Dans le sens inverse, des métropoles situées en aval disposent d'un potentiel fiscal très important, et elles peuvent bénéficier de recettes conséquentes en termes de taxe Gemapi tout en augmentant faiblement la taxation, alors qu'elles sont parfois peu exposées au risque et n'ont dans ce cas pas de travaux majeurs à réaliser. Ces intercommunalités disposent donc d'autant plus de moyens pour exercer la compétence GEMA, alors que celle-ci est réduite à la portion congrue dans les EPCI à faible potentiel fiscal et forte exposition aux risques. À ce titre, les communautés de communes, qui ont déjà des difficultés pour assurer l'ensemble de leurs compétences, sont particulièrement pénalisées.

Les problèmes de répartition se situent également au sein des EPTB et des EPAGE. L'Agence de l'eau Artois-Picardie témoigne ainsi que : « Sur le bassin Artois-Picardie, certains EPAGE n'ont pas les moyens de leur politique car tous les EPCI ne lèvent pas la taxe Gemapi et donc ne contribuent pas à la juste hauteur à l'effort de solidarité à réaliser à l'échelle du bassin versant. »99(*)

On se retrouve donc dans des situations où des intercommunalités perçoivent des recettes substantielles alors que les enjeux en termes de sinistralité sont mineurs, tandis que celles qui ont les besoins les plus importants n'ont même pas les moyens d'entretenir les digues existantes. À titre d'illustration, l'encadré ci-après présente un cas d'inégalité territoriale en matière de protection face aux inondations.

Un exemple d'inégalité du financement
de la compétence Gemapi sur le bassin de l'Adour

On mesure sur le territoire des inégalités territoriales patentes en matière de stratégie de protection contre les inondations. Par exemple, sur un même sous-bassin versant du bassin de l'Adour, sur lequel interviennent 3 collectivités gémapiennes dans le cadre d'un PAPI :

- l'une d'entre elle, une communauté de communes disposant de ressources fiscales importantes, a classé un système d'endiguement pour un niveau de protection à Q30 visant la seule protection d'un camping et envisage de porter le niveau de protection de cet ouvrage à Q100 ;

- parallèlement, un syndicat de sous-bassin versant disposant de peu de ressources financières, ne parvient pas à boucler le plan de financement pour le classement d'un système d'endiguement à Q5 pour protéger un village entier.

Source : contribution écrite du Comité de bassin d'Adour Garonne

Note : « Q5 », « Q30 » et « Q100 » désignent des niveaux de sûreté caractérisant les digues. Plus le chiffre est élevé, et plus la protection est forte.

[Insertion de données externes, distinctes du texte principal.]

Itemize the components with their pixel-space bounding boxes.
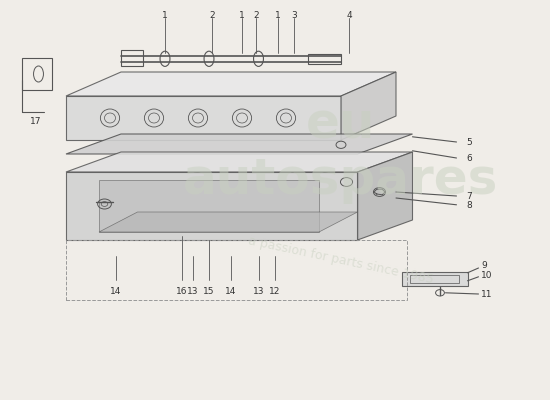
Text: 7: 7 <box>466 192 472 201</box>
Polygon shape <box>99 180 319 232</box>
Text: 3: 3 <box>292 12 297 20</box>
Text: a passion for parts since 1985: a passion for parts since 1985 <box>247 234 435 286</box>
Text: 1: 1 <box>275 12 280 20</box>
Polygon shape <box>66 72 396 96</box>
Polygon shape <box>99 212 358 232</box>
Polygon shape <box>358 152 412 240</box>
Text: 11: 11 <box>481 290 493 299</box>
Bar <box>121 50 143 66</box>
Text: 8: 8 <box>466 201 472 210</box>
Text: 17: 17 <box>30 118 41 126</box>
Text: 14: 14 <box>226 288 236 296</box>
Text: 9: 9 <box>481 262 487 270</box>
Text: 1: 1 <box>162 12 168 20</box>
Text: eu
autospares: eu autospares <box>183 100 499 204</box>
Text: 13: 13 <box>253 288 264 296</box>
Polygon shape <box>402 272 468 286</box>
Bar <box>22 58 52 90</box>
Text: 2: 2 <box>253 12 258 20</box>
Polygon shape <box>66 152 412 172</box>
Text: 4: 4 <box>346 12 352 20</box>
Text: 2: 2 <box>209 12 214 20</box>
Bar <box>308 54 341 64</box>
Polygon shape <box>341 72 396 140</box>
Text: 10: 10 <box>481 272 493 280</box>
Polygon shape <box>66 96 341 140</box>
Text: 16: 16 <box>176 288 187 296</box>
Text: 14: 14 <box>110 288 121 296</box>
Polygon shape <box>66 134 412 154</box>
Polygon shape <box>66 172 358 240</box>
Text: 1: 1 <box>239 12 245 20</box>
Text: 15: 15 <box>204 288 214 296</box>
Text: 5: 5 <box>466 138 472 147</box>
Bar <box>66 240 407 300</box>
Text: 12: 12 <box>270 288 280 296</box>
Text: 6: 6 <box>466 154 472 163</box>
Text: 13: 13 <box>187 288 198 296</box>
Bar <box>410 275 459 283</box>
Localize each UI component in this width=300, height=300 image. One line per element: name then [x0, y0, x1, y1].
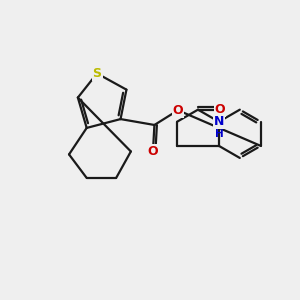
- Text: S: S: [92, 67, 101, 80]
- Text: N: N: [214, 115, 224, 128]
- Text: O: O: [173, 104, 183, 117]
- Text: O: O: [215, 103, 225, 116]
- Text: O: O: [148, 145, 158, 158]
- Text: H: H: [214, 128, 223, 139]
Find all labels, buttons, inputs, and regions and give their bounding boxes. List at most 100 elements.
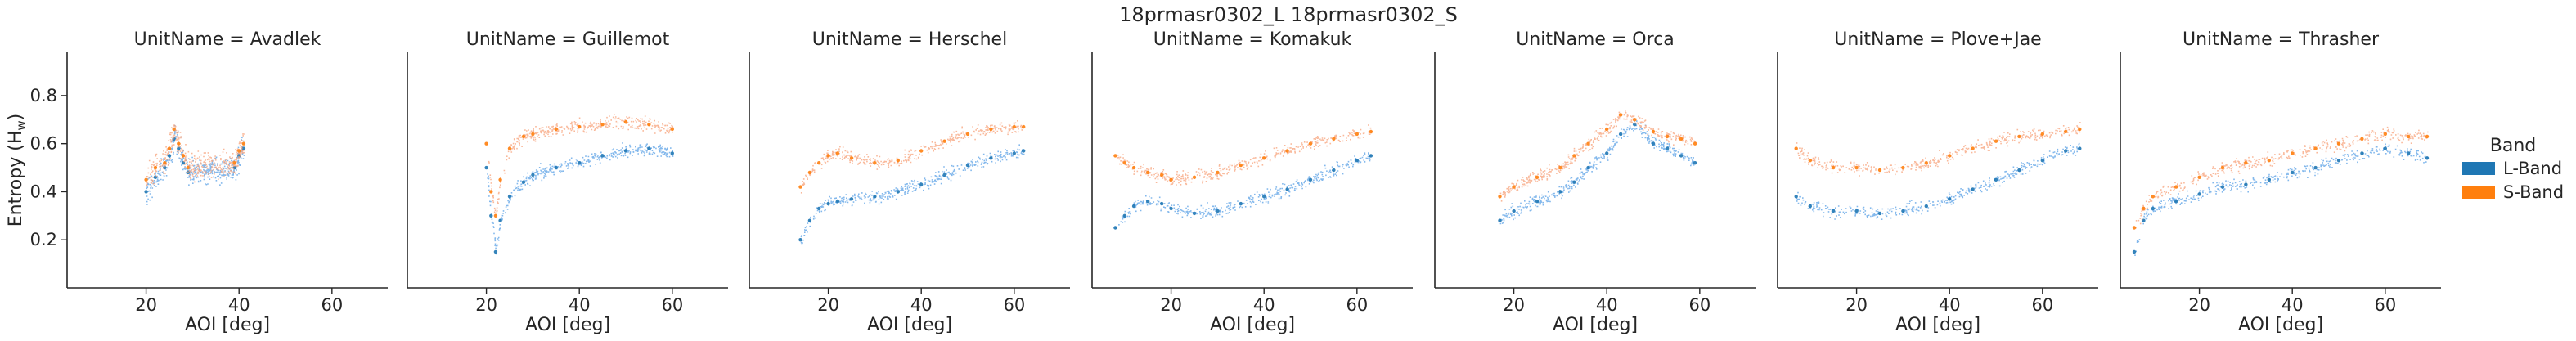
data-point-l-band	[873, 195, 877, 199]
data-point-s-band	[835, 151, 840, 155]
data-point-s-band	[186, 165, 190, 170]
data-point-l-band	[1122, 213, 1127, 218]
scatter-cloud-l-band	[800, 144, 1025, 245]
data-point-l-band	[623, 149, 628, 153]
data-point-l-band	[989, 156, 993, 160]
data-point-s-band	[1971, 146, 1975, 150]
data-point-l-band	[521, 180, 526, 184]
data-point-l-band	[2291, 170, 2295, 175]
panel-title: UnitName = Komakuk	[1153, 29, 1352, 50]
data-point-s-band	[1146, 170, 1150, 175]
data-point-l-band	[1498, 218, 1502, 222]
data-point-l-band	[1586, 165, 1590, 170]
data-point-l-band	[1216, 209, 1220, 213]
data-point-l-band	[849, 197, 854, 201]
data-point-s-band	[1308, 141, 1313, 146]
data-point-l-band	[1971, 187, 1975, 191]
data-point-s-band	[1948, 154, 1952, 158]
data-point-s-band	[1498, 195, 1502, 199]
data-point-l-band	[531, 173, 535, 177]
data-point-s-band	[153, 165, 158, 170]
x-tick-label: 60	[1346, 295, 1368, 315]
data-point-l-band	[2174, 200, 2178, 204]
data-point-s-band	[798, 185, 802, 189]
data-point-s-band	[177, 141, 181, 146]
data-point-l-band	[1169, 206, 1173, 211]
data-point-l-band	[1113, 226, 1117, 230]
data-point-l-band	[1192, 211, 1197, 216]
data-point-s-band	[942, 139, 946, 143]
data-point-s-band	[1619, 113, 1623, 117]
data-point-l-band	[1012, 151, 1017, 155]
data-point-l-band	[1693, 161, 1697, 165]
data-point-s-band	[1192, 175, 1197, 179]
data-point-l-band	[1285, 187, 1289, 191]
data-point-s-band	[554, 127, 558, 132]
data-point-s-band	[1854, 165, 1859, 170]
panel-title: UnitName = Orca	[1516, 29, 1675, 50]
data-point-s-band	[237, 149, 241, 153]
data-point-s-band	[1131, 165, 1136, 170]
data-point-s-band	[2197, 175, 2201, 179]
data-point-l-band	[1832, 209, 1836, 213]
scatter-cloud-s-band	[1117, 124, 1373, 186]
data-point-l-band	[1651, 141, 1656, 146]
data-point-s-band	[1605, 127, 1609, 132]
data-point-s-band	[489, 190, 493, 194]
data-point-l-band	[1160, 201, 1164, 206]
data-point-l-band	[2383, 146, 2387, 150]
data-point-s-band	[1633, 118, 1637, 122]
data-point-l-band	[1619, 132, 1623, 137]
data-point-s-band	[2040, 132, 2044, 137]
x-tick-label: 60	[1688, 295, 1711, 315]
data-point-s-band	[1877, 168, 1882, 173]
data-point-s-band	[2425, 134, 2430, 139]
data-point-l-band	[1535, 200, 1540, 204]
data-point-s-band	[2383, 132, 2387, 137]
x-axis-label: AOI [deg]	[1895, 315, 1980, 335]
data-point-s-band	[507, 146, 512, 150]
data-point-s-band	[1586, 141, 1590, 146]
data-point-s-band	[484, 141, 488, 146]
y-tick-label: 0.4	[30, 182, 57, 201]
data-point-s-band	[1558, 165, 1562, 170]
x-tick-label: 40	[228, 295, 250, 315]
data-point-l-band	[1022, 149, 1026, 153]
panel-title: UnitName = Plove+Jae	[1834, 29, 2041, 50]
x-axis-label: AOI [deg]	[1553, 315, 1638, 335]
data-point-s-band	[1369, 129, 1373, 134]
data-point-l-band	[835, 200, 840, 204]
data-point-s-band	[1665, 134, 1670, 139]
data-point-l-band	[1262, 195, 1266, 199]
figure-suptitle: 18prmasr0302_L 18prmasr0302_S	[1119, 3, 1458, 26]
data-point-l-band	[826, 201, 830, 206]
x-tick-label: 40	[910, 295, 933, 315]
panel-title: UnitName = Avadlek	[134, 29, 321, 50]
data-point-s-band	[1169, 177, 1173, 182]
data-point-s-band	[2151, 195, 2155, 199]
data-point-s-band	[2220, 165, 2225, 170]
data-point-s-band	[873, 161, 877, 165]
data-point-l-band	[670, 151, 674, 155]
data-point-s-band	[1994, 139, 1998, 143]
data-point-s-band	[1651, 129, 1656, 134]
data-point-s-band	[600, 123, 605, 127]
data-point-l-band	[807, 218, 812, 222]
x-tick-label: 20	[1845, 295, 1868, 315]
data-point-l-band	[647, 146, 651, 150]
data-point-s-band	[2360, 137, 2364, 141]
data-point-l-band	[1901, 209, 1905, 213]
data-point-l-band	[965, 163, 970, 168]
data-point-l-band	[896, 190, 901, 194]
data-point-l-band	[1239, 201, 1243, 206]
x-tick-label: 40	[569, 295, 591, 315]
data-point-s-band	[1901, 165, 1905, 170]
data-point-s-band	[531, 132, 535, 137]
data-point-l-band	[1355, 159, 1360, 163]
data-point-l-band	[2267, 177, 2271, 182]
data-point-s-band	[1160, 173, 1164, 177]
scatter-cloud-s-band	[1499, 110, 1697, 202]
data-point-s-band	[670, 127, 674, 132]
data-point-s-band	[1022, 124, 1026, 129]
data-point-s-band	[1572, 154, 1576, 158]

Une telle situation alimente un sentiment d'injustice justifié. Les communes exposées aux risques, et qui sont contraintes de réaliser des travaux majeurs, estiment qu'elles subissent une « double peine » : elles doivent augmenter l'imposition de leurs habitants, et le produit de la taxe ne suffit même pas toujours à financer les aménagements requis. Un témoignage reçu par les rapporteurs indique ainsi : « La taxe Gemapi devrait être considérée comme une taxe de solidarité nationale perçue donc au niveau national puisque tout le monde envoie de l'eau mais tout le monde n'est pas inondé. C'est la double peine pour ceux qui subissent les inondations et qui sont les seuls à payer la taxe. »100(*)

d) L'intercommunalité demeure l'échelle la plus pertinente pour la taxe Gemapi, mais une péréquation doit être mise en oeuvre

Pour favoriser une véritable solidarité entre l'amont et l'aval, plusieurs évolutions sont envisageables :

- le transfert de la taxe Gemapi à l'établissement public territorial de bassin ;

- le transfert de la compétence Gemapi, et la taxe qui lui est adossée, aux régions, qui seraient à même d'assurer une véritable solidarité sur leur territoire ;

- la mise en place d'un fonds de péréquation, pour permettre une véritable solidarité entre l'amont et l'aval.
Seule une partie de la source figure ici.